Undoubtedly other boats had been seen flying overhead, since that particular section of country was being combed by a host of swift craft gathered from various quarters, all engaged in the humane task of striving to find the missing air mail pilot.
But Jack gave no evidence of a desire to drop down in the vicinity of the great hotel with its throng of guests—they could give him no information and the time could be more profitably used in commencing a systematic search. It would be time to descend when their stock of supplies in the line of food fell short or the gas tank gave promise of becoming empty. Nothing less must distract them from the task they had been commissioned to carry out with all their ability.
“I c’n see people comin’ up out o’ the canyon now,” Perk asserted with emphasis, “an’ seems like they must be mounted on mules or donkeys, ’cause no hosses c’n climb up an’ down sech steep slopes. Say, ain’t that worth comin’ out here to see? I’ll tell the world it sure is! Mebbe, ’fore we starts back to old Cheyenne, we’ll get a chance to go down into the bowels o’ the earth like them folks have been doin’, an’ seein’ the hull panorama from the bottom.”

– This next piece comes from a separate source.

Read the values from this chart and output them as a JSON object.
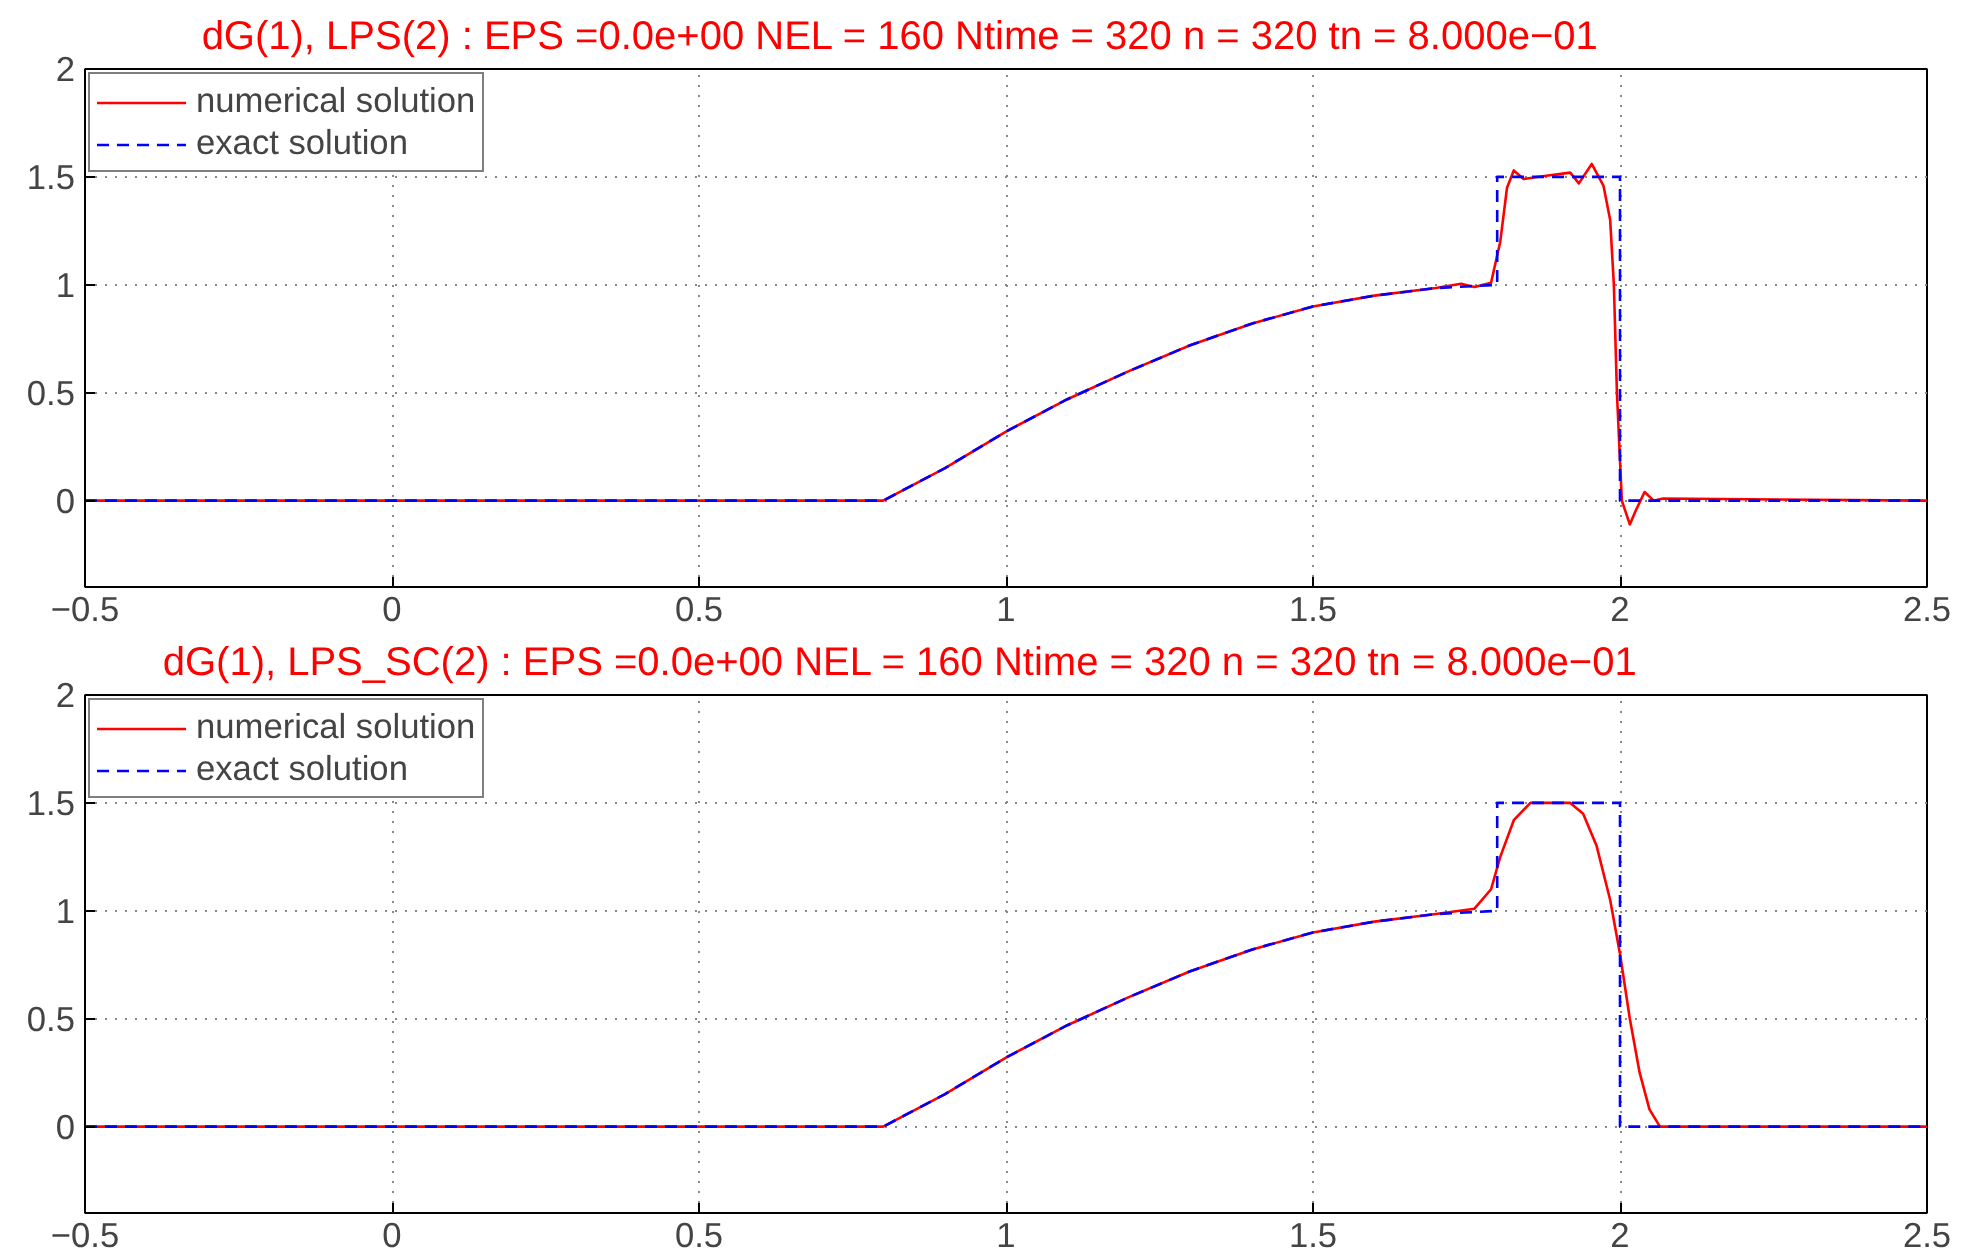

“Who knows, Perk?” quoth the unmoved Jack, “but in the meantime we’ve got to stick on our job and do our level best to find Buddy—because of his mourning mother if for no other reason—and that goes!”
“I like to hear you say that, partner,” cried sympathetic Perk, “an’ me to back it up to the limit. My eyes! what a peach o’ a pictur’ that sure is! Somethin’ never to be rubbed out while you live. Beats anything I ever set eyes on by big odds. Niagara was fine enough, but say, it ain’t in the same class as this paintin’ o’ Old Dame Nature’s.”
“I’d call it sublime, and let it go at that,” Jack admitted, “for words never were coined that could do justice to such a tremendous thing in the way of natural scenery.”
The hotel was now in their rear and rapidly growing fainter in the distance, while below lay the wide reaches of the enormous canyon, dug through uncounted ages by the swift current of the famous river that miles further on would disappear from sight between walls that reared their heads hundreds of feet aloft.
As if to give them both a comprehensive view of the entire opening, Jack had reduced their speed to a minimum and was following the canyon gap with Perk keeping his eyes glued to his glasses, unable to tear them away for a single second lest he lose something of absorbing interest, possibly the most entrancing object in all that long category.
So it was that Jack felt a shock when he suddenly heard Perk giving tongue as though gripped with some fresh cause for excitement.
“Hey! what’s this I’m seein’ partner?” he yelled.